Oltre al tappo metallico, erano massicciamente presenti le scarpe da ginnastica, come soggetti di tele “in altorilievo”. Una di esse citava: “El purtava i scarp de tennis”, verso di una celebre canzone di Enzo Iannacci. Così, in una scarpa, si raccoglieva un’intera storia di sogni e solitudine.

            Un’altra canzone riecheggiata da Buono era: “Gracias a la vida que me ha dado tanto”, di Violeta Parra. Il testo svolazzava scritto su una cravatta, una delle tante trascinate dalla brezza ne “La vita e il vento” (2011).

dipinto di zefirino buono a manerbio
Zefirino Buono, Libiamo
            Provocatorie, ma sempre di grande umanità, erano le opere dedicate al mestiere più antico del mondo. “Libiamo” (1995), il famoso brindisi della “Traviata” verdiana, era stato trasposto in un locale di malaffare “vintage”. “Chicca e la sua amica” (2011/12) erano due prostitute ritratte in uno stile fumettistico coloratissimo.
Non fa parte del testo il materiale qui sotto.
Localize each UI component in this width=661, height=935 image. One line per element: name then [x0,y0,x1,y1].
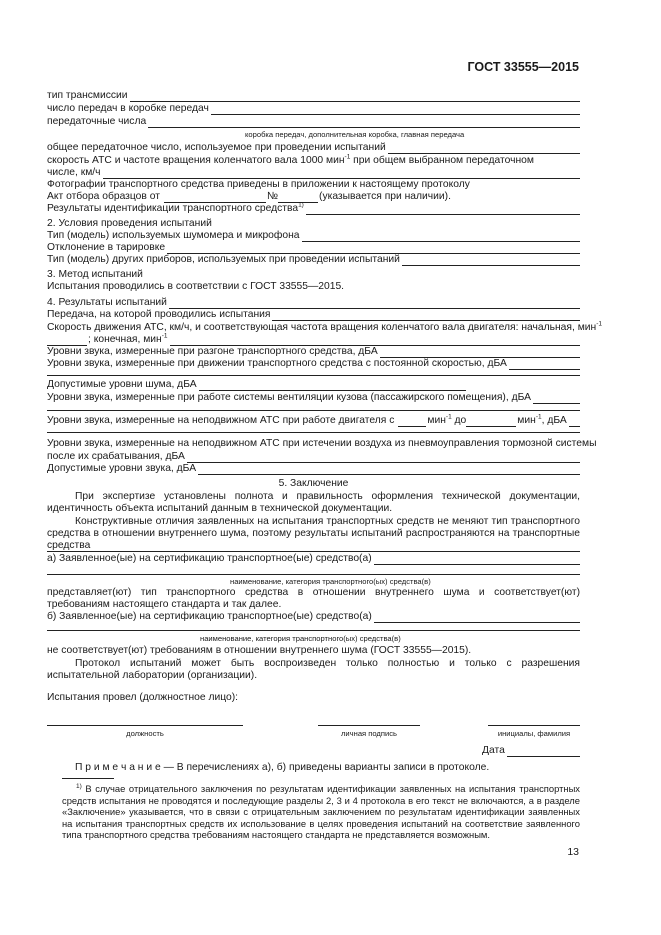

Nel medesimo stile era stata dipinta la Prima Mostra dell’Amico del Cane, in “18-19 marzo 1994”: tanta e varia umanità rappresentata nella frenetica vita cittadina.

            La morte assumeva invece l’aspetto quotidiano di un pacchetto di sigarette con la scritta “Liberté, égalité, fraternité”. D’altronde, la forza della “Livella” (come Buono l’ha chiamata) è proprio quella di passare inosservata – oltre a non guardare in faccia nessuno.